I've been plagued with anxiety and depression since I was in my late teens, beginning with a mild fear of social situations and leaving the house when I was about 19, and continuing throughout my life as depression, post-partum, and panic attacks. Grief, physical exhaustion, and stress all play parts in my mental health--or lack thereof, and when all of those things combine I begin to downright resist leaving my home, I hyperventilate, I sometimes have a pulse rate of 96.
This month I am experiencing something new on the mental health spectrum--and I should be concerned. I want to be concerned. But I simply cannot.
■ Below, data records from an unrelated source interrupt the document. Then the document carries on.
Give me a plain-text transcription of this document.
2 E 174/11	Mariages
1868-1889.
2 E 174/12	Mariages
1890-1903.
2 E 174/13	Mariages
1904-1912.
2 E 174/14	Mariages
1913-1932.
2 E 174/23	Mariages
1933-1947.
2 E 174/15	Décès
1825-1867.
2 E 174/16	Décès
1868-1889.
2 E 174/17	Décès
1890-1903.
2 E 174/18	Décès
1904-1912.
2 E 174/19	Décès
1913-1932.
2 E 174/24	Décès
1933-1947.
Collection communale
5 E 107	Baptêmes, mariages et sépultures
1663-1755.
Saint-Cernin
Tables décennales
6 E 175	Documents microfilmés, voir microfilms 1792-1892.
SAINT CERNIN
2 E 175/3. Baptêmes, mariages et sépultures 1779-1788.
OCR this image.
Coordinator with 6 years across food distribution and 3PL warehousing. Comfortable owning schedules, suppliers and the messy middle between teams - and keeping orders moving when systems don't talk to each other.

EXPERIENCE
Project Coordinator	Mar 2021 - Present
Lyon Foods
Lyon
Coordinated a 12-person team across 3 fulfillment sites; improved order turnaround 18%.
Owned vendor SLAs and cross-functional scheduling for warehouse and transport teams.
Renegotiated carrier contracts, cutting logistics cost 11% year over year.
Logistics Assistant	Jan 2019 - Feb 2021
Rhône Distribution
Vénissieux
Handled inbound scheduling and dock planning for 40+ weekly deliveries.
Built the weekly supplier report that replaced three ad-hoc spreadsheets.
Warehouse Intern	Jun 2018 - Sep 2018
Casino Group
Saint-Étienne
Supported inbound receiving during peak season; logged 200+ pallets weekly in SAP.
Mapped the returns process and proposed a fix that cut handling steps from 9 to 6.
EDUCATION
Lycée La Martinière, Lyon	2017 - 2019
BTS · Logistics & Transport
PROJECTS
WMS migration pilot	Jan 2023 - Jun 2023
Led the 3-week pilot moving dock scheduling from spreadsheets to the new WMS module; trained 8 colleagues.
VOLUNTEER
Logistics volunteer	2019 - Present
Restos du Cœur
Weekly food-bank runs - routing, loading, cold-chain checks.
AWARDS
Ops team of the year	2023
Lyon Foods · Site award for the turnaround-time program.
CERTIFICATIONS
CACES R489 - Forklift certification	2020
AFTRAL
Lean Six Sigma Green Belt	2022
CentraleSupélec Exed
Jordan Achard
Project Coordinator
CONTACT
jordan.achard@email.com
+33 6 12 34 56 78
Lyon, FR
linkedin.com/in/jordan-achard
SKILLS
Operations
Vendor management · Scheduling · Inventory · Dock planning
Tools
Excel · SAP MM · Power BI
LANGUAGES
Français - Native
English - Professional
One afternoon about a week ago I experienced a major disconnection to my feelings. A separation--as in, I know when I experience something that makes me angry. But I don't feel it, not in my heartbeat, not in my breathing, not in a sinking feeling in my chest, not a thickening of my voice or a pooling of tears in my eyes. Just nothing.
My therapist calls it a form of disassociation. I call it kind of liberating.
I'm a worrier by nature. I spend most of my day worrying about a myriad number of things...but today, nothing.
I stress over things that have already happened, and as a component of anxiety I am stuck replaying them over & over. But today, nothing.
I have buyer's remorse, every. single. time. I leave the store--even the grocery store. This week I bought a car, fixed my oven, bought replacement pieces for the car's entertainment system and managed to make it to the register with two nightgowns for myself and a set of socks without putting them back, and felt, nothing.
I would be more worried, if I weren't giddy with it. I just read the most asinine federal budget I've ever read, and while I'm able to look at it and see its absurdity, I'm not stressing about it, because today, nothing.
My therapist assures me it's a defense mechanism, and it'll come back. But right now, I'm like this:
Why am I telling you this? Because maybe your anxiety has caused this in you, and you feel alone. Because maybe you think it's probably embarrassing (even if you can't feel it), it's weird, or that there's something sincerely wrong with you.
I'm telling you so that you're not alone. I'm here, and even if you can't feel the emotion of me holding your hand, you'll know that I'm here. We didn't talk about anxiety, and stress, depression and poor mental health when I was experiencing most of it. We didn't have internet support groups. I thought I was alone--not alone as in, no support--I have the best support system a person could have, with family and friends who care and empathize. But alone in the way that it made me think, "What's wrong with me? Why am I like this?"
You're not broken. You're a little bent, today, but a great therapist can help; mindfulness activities are useful; and writing it down can do a world of good.
You're not alone, not that it would bother you if you were. Not today.